Versioning rules

SPYT includes two components:

  • A cluster with Spark pre-installed.
  • A client to which the ytsaurus-spyt package is installed via pip. The client automatically installs Spark dependencies.

SPYT is built from several artifacts:

  • A .tar archive, posted to YTsaurus and read at cluster startup.
  • A pip package containing pyspark. All the .jar files for Spark are included in the package, as in the .tar above.
  • yt-data-source as a separate .jar file. Posted to YTsaurus and added for each job individually. Downloaded by Spark both to the driver and the executors (the client machine and the cluster) at the same time.
  • The ytsaurus-spyt pip package. Uploaded to a repository and installed to client hosts. Enables you to dynamically download the same version of yt-data-source, and installs a specific version of pyspark as a dependency.

A new version of ytsaurus-spyt, when installed, causes pyspark and yt-data-source to update automatically.
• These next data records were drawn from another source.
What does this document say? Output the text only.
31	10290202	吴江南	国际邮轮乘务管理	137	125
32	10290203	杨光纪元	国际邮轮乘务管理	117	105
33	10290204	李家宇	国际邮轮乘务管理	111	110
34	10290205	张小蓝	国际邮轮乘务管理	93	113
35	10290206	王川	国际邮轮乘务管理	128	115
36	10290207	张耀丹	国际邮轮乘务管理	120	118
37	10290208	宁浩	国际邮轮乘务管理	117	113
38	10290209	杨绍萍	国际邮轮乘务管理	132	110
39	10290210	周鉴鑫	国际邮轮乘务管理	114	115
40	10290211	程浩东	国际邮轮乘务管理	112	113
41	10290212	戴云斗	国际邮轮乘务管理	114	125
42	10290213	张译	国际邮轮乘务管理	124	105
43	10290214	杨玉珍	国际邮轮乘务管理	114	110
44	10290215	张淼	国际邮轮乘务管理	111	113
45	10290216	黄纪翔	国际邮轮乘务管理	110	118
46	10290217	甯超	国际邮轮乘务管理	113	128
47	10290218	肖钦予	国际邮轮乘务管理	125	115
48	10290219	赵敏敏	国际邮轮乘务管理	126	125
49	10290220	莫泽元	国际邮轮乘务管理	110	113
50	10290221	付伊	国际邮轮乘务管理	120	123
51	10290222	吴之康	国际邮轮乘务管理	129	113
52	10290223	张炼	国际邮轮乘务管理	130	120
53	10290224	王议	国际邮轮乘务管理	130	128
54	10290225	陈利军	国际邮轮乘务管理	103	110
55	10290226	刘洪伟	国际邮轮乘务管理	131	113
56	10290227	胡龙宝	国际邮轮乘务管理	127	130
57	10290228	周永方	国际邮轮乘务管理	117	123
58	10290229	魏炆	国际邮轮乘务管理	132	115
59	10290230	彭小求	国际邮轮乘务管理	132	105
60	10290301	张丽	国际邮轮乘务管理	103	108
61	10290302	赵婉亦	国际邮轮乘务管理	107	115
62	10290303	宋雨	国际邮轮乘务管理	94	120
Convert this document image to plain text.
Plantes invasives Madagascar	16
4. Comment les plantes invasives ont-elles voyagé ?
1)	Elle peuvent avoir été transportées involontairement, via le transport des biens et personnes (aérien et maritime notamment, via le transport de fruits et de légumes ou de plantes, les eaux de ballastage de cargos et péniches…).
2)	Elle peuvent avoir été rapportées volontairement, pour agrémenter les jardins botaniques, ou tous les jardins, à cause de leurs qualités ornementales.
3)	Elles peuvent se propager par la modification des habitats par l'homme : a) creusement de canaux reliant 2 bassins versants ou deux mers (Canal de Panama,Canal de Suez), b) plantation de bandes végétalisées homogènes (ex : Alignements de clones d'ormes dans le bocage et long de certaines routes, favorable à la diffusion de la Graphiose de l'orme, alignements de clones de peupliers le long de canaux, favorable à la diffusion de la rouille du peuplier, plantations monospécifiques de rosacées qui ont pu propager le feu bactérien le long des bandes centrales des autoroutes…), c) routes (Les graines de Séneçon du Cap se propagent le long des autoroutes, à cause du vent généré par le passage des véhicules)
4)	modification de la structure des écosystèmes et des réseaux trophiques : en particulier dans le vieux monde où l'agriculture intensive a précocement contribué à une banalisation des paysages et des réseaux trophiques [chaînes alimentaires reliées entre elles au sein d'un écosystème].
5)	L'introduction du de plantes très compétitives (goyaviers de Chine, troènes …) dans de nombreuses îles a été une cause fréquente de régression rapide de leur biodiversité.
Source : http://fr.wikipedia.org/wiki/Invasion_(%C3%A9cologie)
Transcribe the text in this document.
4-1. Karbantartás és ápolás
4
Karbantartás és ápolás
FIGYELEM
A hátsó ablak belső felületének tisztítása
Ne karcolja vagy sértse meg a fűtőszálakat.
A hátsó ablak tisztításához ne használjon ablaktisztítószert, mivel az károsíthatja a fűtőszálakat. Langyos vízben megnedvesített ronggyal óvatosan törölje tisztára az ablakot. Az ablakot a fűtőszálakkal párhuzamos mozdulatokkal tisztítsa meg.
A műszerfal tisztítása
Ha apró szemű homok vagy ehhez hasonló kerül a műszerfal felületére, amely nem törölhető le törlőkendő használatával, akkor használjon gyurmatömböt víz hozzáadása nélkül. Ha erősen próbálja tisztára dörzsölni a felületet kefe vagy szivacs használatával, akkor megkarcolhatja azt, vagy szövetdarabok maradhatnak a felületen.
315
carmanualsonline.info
In most cases, a ytsaurus-spyt update is sufficient. However, sometimes, to make new functionality work, you will have to update your cluster. You can find out the update procedure and scope based on the specific version.

Update procedure

  • A cluster and client version comprises three parts. An update to the last part of a version indicates that no compatibility has been disturbed and that the update has been local and confined to a single component.

  • As new functionality is added to ytsaurus-spyt, you will have to update your cluster. Update the second version component for all:

    • A new cluster (such as, 0.2.0) is always compatible with an old client (such as, 0.1.0). It is always better to update you cluster first followed by your client.
    • If you update the client (such as, 0.2.0) without updating the cluster (for instance, 0.1.0), the client's entire old functionality will remain operational. However, the new features added in 0.2.0 may malfunction or not function at all. The logs will display a special warning that you must update your cluster:
  • You can select your cluster version at startup via spark-launch-yt. If no version is specified, the latest released version will be started.

  • The client mode client version (in Jupyter) is the ytsaurus-spyt version, which you install using pip.

  • In cluster mode, you can specify the client version in spark-submit-yt. If no version is specified, the latest release that is compatible with your cluster will launch.